An animal model involving skin transplantation was used. In this model, normal mice have a patch of skin removed from the dorsal scapular region, then back or tail skin from a mouse of a different strain was applied to the exposed area (allogenic graft). Alternatively, the mouse had a section of skin from a genetically identical mouse applied as a control (isogenic graft). This transplant model was relatively simple to perform, and offered the advantage of allowing direct examination of graft success/rejection. Following these procedures, a skin patch from another animal was taken and applied in the same way and followed the same methods as developed for wound healing. After a fixed time, the mouse was injected with the nanoparticles conjugated with antibodies as developed in specific aim 3 for T-cells. The mouse was then placed under the SQUID system and magnetic remanence fields were measured. The mice were imaged at several time points during graft rejection, and following each SQUID imaging session, a small section of skin at the donor/recipient junction can be removed using a punch biopsy to confirm T cell infiltration.
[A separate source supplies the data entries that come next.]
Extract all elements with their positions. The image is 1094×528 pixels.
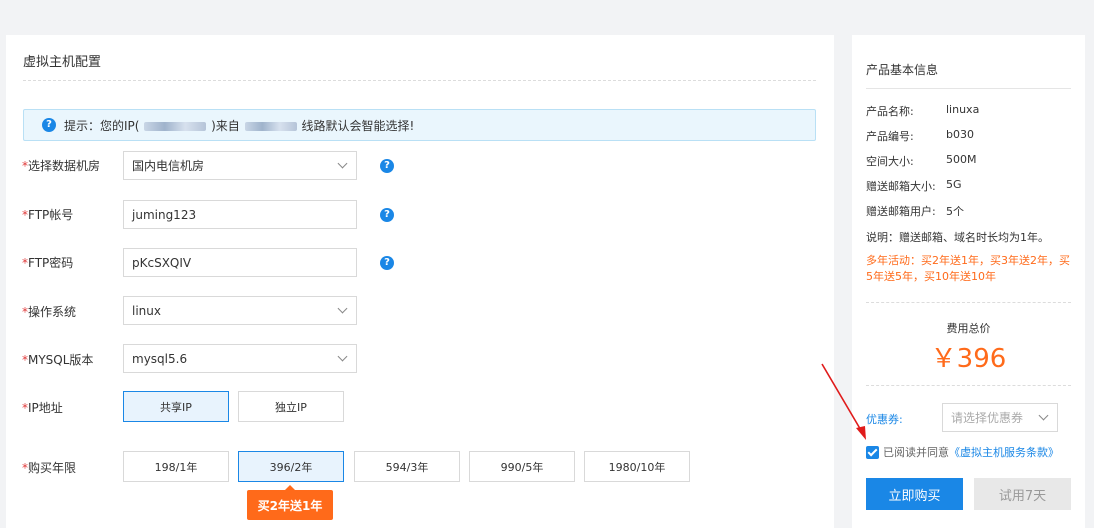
ftp-pass-input[interactable]: pKcSXQIV [123, 248, 357, 277]
datacenter-help-icon[interactable]: ? [380, 159, 394, 173]
mysql-label: *MYSQL版本 [22, 353, 94, 367]
total-price: ￥396 [930, 344, 1007, 374]
redacted-ip [144, 121, 207, 131]
term-option-2y[interactable]: 396/2年 [238, 451, 344, 482]
trial-button[interactable]: 试用7天 [974, 478, 1071, 510]
config-panel: 虚拟主机配置 ? 提示：您的IP( )来自 线路默认会智能选择! *选择数据机房… [6, 35, 834, 528]
buy-now-button[interactable]: 立即购买 [866, 478, 963, 510]
product-description: 说明：赠送邮箱、域名时长均为1年。 [866, 231, 1049, 244]
ftp-user-help-icon[interactable]: ? [380, 208, 394, 222]
term-option-10y[interactable]: 1980/10年 [584, 451, 690, 482]
ftp-user-label: *FTP帐号 [22, 208, 74, 222]
info-row: 空间大小: 500M [866, 153, 977, 168]
os-select[interactable]: linux [123, 296, 357, 325]
tip-prefix: 提示：您的IP( [64, 118, 140, 133]
redacted-location [244, 121, 297, 131]
tip-suffix: 线路默认会智能选择! [301, 118, 415, 133]
datacenter-label: *选择数据机房 [22, 159, 101, 173]
total-label: 费用总价 [946, 322, 991, 335]
config-title: 虚拟主机配置 [23, 55, 102, 70]
product-info-title: 产品基本信息 [866, 63, 939, 77]
info-row: 赠送邮箱大小: 5G [866, 178, 962, 193]
price-divider [866, 302, 1071, 303]
term-option-1y[interactable]: 198/1年 [123, 451, 229, 482]
promo-tag: 买2年送1年 [247, 485, 333, 520]
info-row: 产品编号: b030 [866, 128, 974, 143]
coupon-label: 优惠券: [866, 413, 903, 426]
ip-label: *IP地址 [22, 401, 63, 415]
tip-text: 提示：您的IP( )来自 线路默认会智能选择! [64, 117, 414, 134]
chevron-down-icon [337, 158, 348, 169]
ftp-pass-help-icon[interactable]: ? [380, 256, 394, 270]
coupon-divider [866, 385, 1071, 386]
chevron-down-icon [1038, 410, 1049, 421]
tip-middle: )来自 [211, 118, 240, 133]
coupon-select[interactable]: 请选择优惠券 [942, 403, 1058, 432]
term-option-3y[interactable]: 594/3年 [354, 451, 460, 482]
chevron-down-icon [337, 351, 348, 362]
mysql-select[interactable]: mysql5.6 [123, 344, 357, 373]
terms-link[interactable]: 《虚拟主机服务条款》 [949, 444, 1059, 460]
ftp-pass-label: *FTP密码 [22, 256, 74, 270]
info-row: 赠送邮箱用户: 5个 [866, 205, 964, 218]
term-option-5y[interactable]: 990/5年 [469, 451, 575, 482]
agree-terms: 已阅读并同意 《虚拟主机服务条款》 [866, 444, 1059, 460]
os-label: *操作系统 [22, 305, 77, 319]
ip-tip-box: ? 提示：您的IP( )来自 线路默认会智能选择! [23, 109, 816, 141]
ip-option-shared[interactable]: 共享IP [123, 391, 229, 422]
config-divider [23, 80, 816, 81]
help-icon: ? [42, 118, 56, 132]
product-info-divider [866, 88, 1071, 89]
chevron-down-icon [337, 303, 348, 314]
multi-year-promo: 多年活动：买2年送1年，买3年送2年，买5年送5年，买10年送10年 [866, 254, 1070, 283]
term-label: *购买年限 [22, 461, 77, 475]
datacenter-select[interactable]: 国内电信机房 [123, 151, 357, 180]
ip-option-dedicated[interactable]: 独立IP [238, 391, 344, 422]
info-row: 产品名称: linuxa [866, 103, 980, 118]
product-info-panel: 产品基本信息 产品名称: linuxa 产品编号: b030 空间大小: 500M 赠… [852, 35, 1085, 528]
agree-checkbox[interactable] [866, 445, 879, 459]
ftp-user-input[interactable]: juming123 [123, 200, 357, 229]
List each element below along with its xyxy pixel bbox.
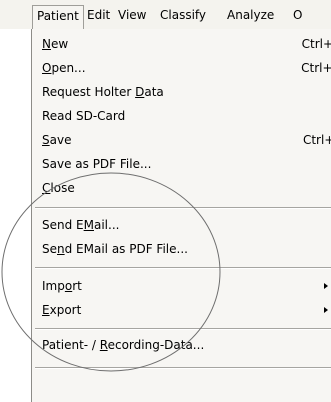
- highlight-circle: [1, 172, 221, 372]
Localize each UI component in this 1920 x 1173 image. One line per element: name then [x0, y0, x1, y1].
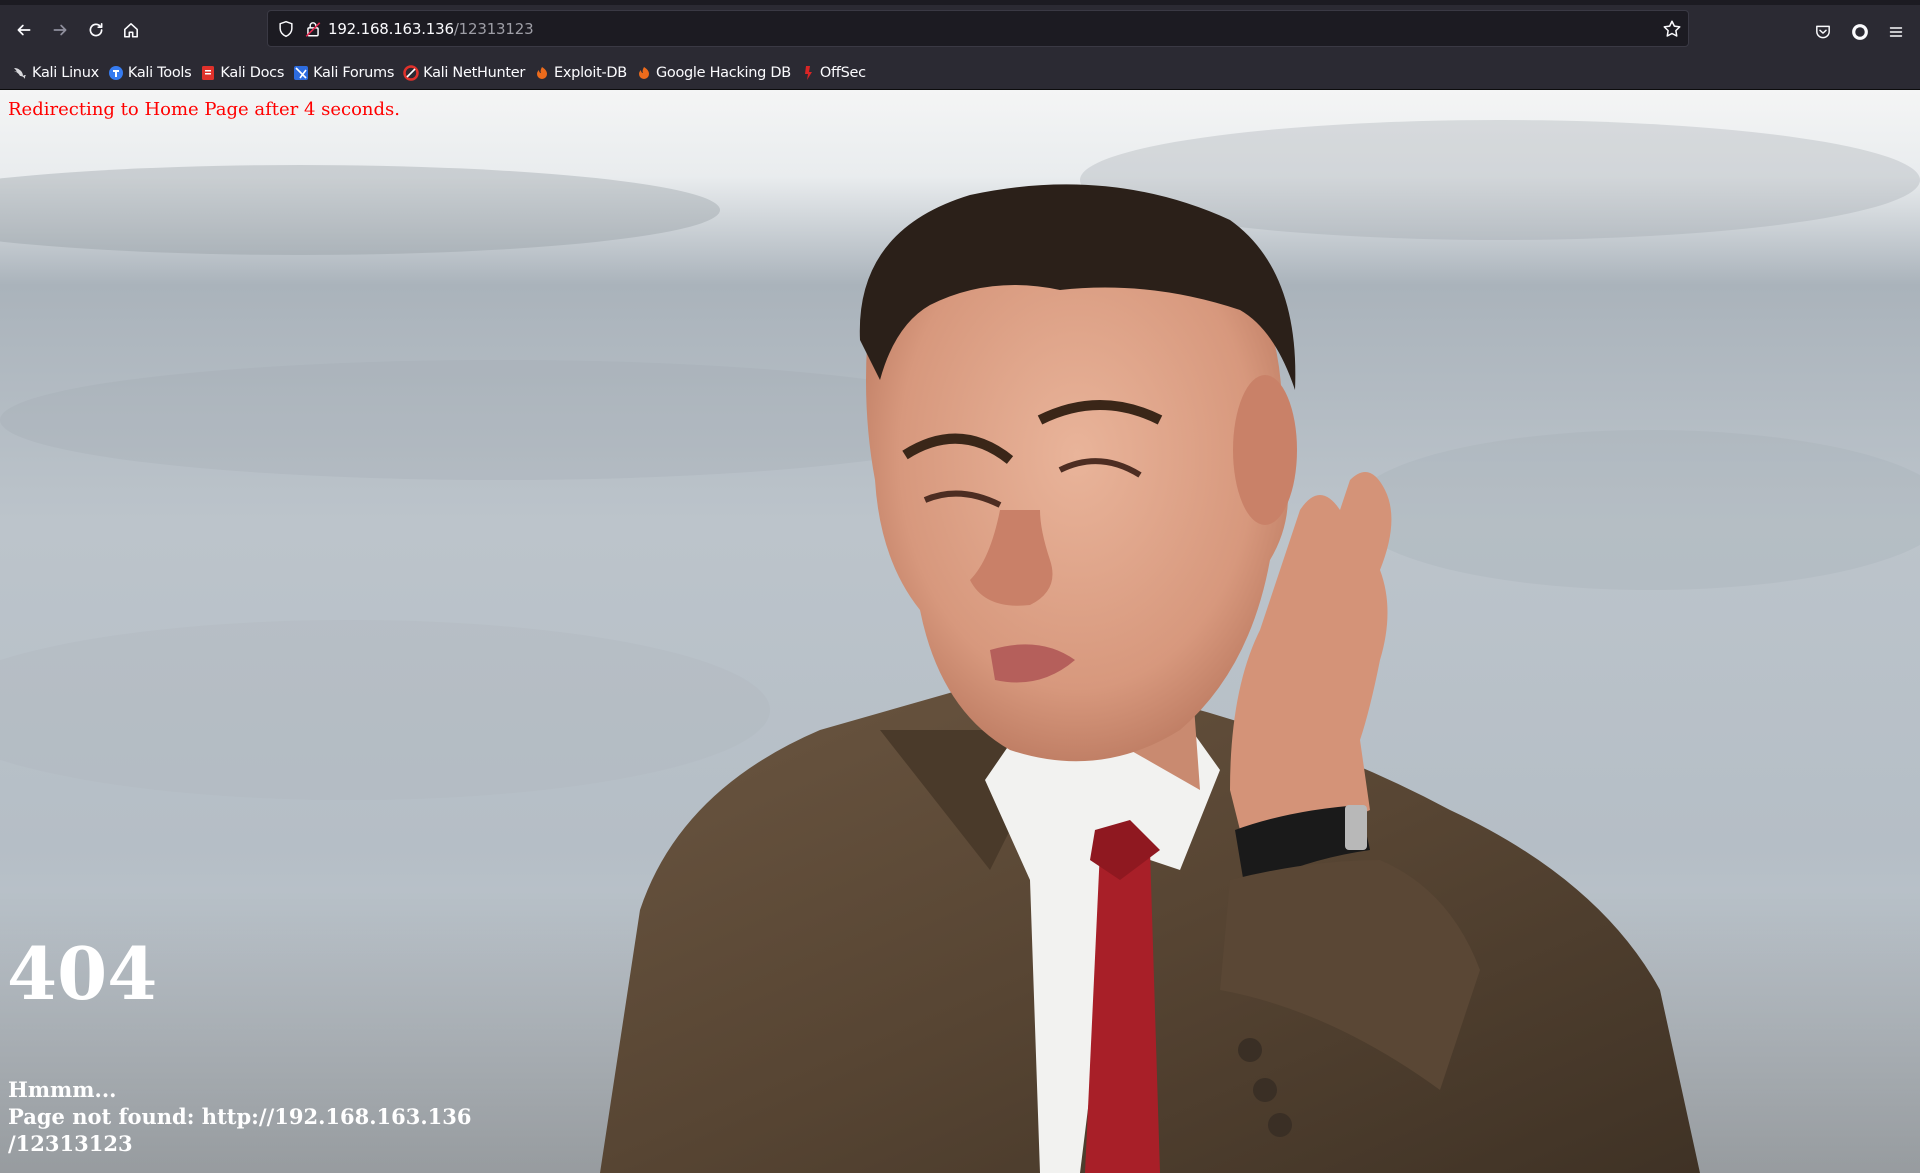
kali-dragon-icon: [14, 67, 26, 79]
exploit-db-icon: [537, 66, 548, 79]
home-button[interactable]: [117, 16, 145, 44]
url-path: /12313123: [453, 20, 534, 38]
forward-button[interactable]: [46, 16, 74, 44]
redirect-notice: Redirecting to Home Page after 4 seconds…: [8, 99, 401, 120]
app-menu-button[interactable]: [1886, 22, 1906, 42]
bookmark-label: Google Hacking DB: [655, 64, 791, 81]
bookmark-kali-forums[interactable]: Kali Forums: [291, 60, 399, 86]
error-message-line-1: Hmmm...: [8, 1077, 117, 1102]
bookmark-kali-docs[interactable]: Kali Docs: [198, 60, 289, 86]
pocket-button[interactable]: [1813, 22, 1833, 42]
kali-nethunter-icon: [403, 64, 419, 81]
account-icon: [1852, 24, 1868, 40]
address-bar[interactable]: 192.168.163.136/12313123: [267, 10, 1689, 47]
google-hacking-db-icon: [638, 66, 649, 79]
bookmark-label: Exploit-DB: [554, 64, 627, 81]
bookmark-label: OffSec: [819, 64, 866, 81]
hamburger-menu-icon: [1889, 27, 1903, 37]
bookmark-google-hacking-db[interactable]: Google Hacking DB: [634, 60, 796, 86]
error-code-heading: 404: [7, 931, 158, 1016]
kali-docs-icon: [202, 65, 215, 80]
bookmark-kali-linux[interactable]: Kali Linux: [10, 60, 104, 86]
url-host: 192.168.163.136: [328, 20, 454, 38]
kali-tools-icon: [108, 65, 123, 80]
bookmark-label: Kali Docs: [220, 64, 285, 81]
home-icon: [124, 23, 138, 38]
bookmark-kali-nethunter[interactable]: Kali NetHunter: [401, 60, 530, 86]
error-message-line-2: Page not found: http://192.168.163.136: [8, 1104, 472, 1129]
background-photo: [0, 90, 1920, 1173]
pocket-icon: [1816, 25, 1830, 39]
bookmark-star-icon[interactable]: [1662, 19, 1682, 39]
navigation-toolbar: 192.168.163.136/12313123: [0, 0, 1920, 56]
tracking-protection-shield-icon[interactable]: [277, 20, 295, 38]
bookmark-offsec[interactable]: OffSec: [798, 60, 871, 86]
reload-icon: [89, 22, 103, 37]
insecure-lock-icon[interactable]: [304, 20, 322, 38]
bookmark-label: Kali Linux: [32, 64, 99, 81]
bookmark-label: Kali Forums: [313, 64, 395, 81]
arrow-left-icon: [17, 24, 31, 36]
account-button[interactable]: [1850, 22, 1870, 42]
browser-window: 192.168.163.136/12313123 Kali Linux Kali…: [0, 0, 1920, 1173]
bookmark-label: Kali NetHunter: [423, 64, 526, 81]
arrow-right-icon: [53, 24, 67, 36]
bookmarks-toolbar: Kali Linux Kali Tools Kali Docs Kali For…: [0, 56, 1920, 90]
error-message-line-3: /12313123: [8, 1131, 133, 1156]
bookmark-label: Kali Tools: [127, 64, 192, 81]
reload-button[interactable]: [82, 16, 110, 44]
bookmark-exploit-db[interactable]: Exploit-DB: [532, 60, 632, 86]
page-content: Redirecting to Home Page after 4 seconds…: [0, 90, 1920, 1173]
bookmark-kali-tools[interactable]: Kali Tools: [106, 60, 197, 86]
kali-forums-icon: [294, 65, 309, 80]
offsec-icon: [804, 65, 812, 80]
url-text[interactable]: 192.168.163.136/12313123: [328, 20, 534, 38]
back-button[interactable]: [10, 16, 38, 44]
FIGS. 9A and 9B show H & E-stained histological sections of isogenic mouse skin grafts (where: Ep, recipient's endogenous epidermis; De, dermis; HF, hair follicle; SG, sebaceous gland). In these examples, donor back skin was grafted onto the back of a genetically identical recipient. After two weeks, the skin was harvested, and examined microscopically. The junction between donor and recipient skin (arrows) is shown in both panels (dotted lines separate recipient (R) skin from donor (D) skin). The donor skin appears to be re-epithelializing in both panels (DEp), underneath the graft (Gr).

The present invention has been described as a system and method for the nonsurgical determination of organ transplant acceptance. It will be understood that the above description is merely illustrative of the applications of the principles of the present invention, the scope of which is to be determined by the claims viewed in light of the specification. Other variants and modifications of the invention will be apparent to those of skill in the art.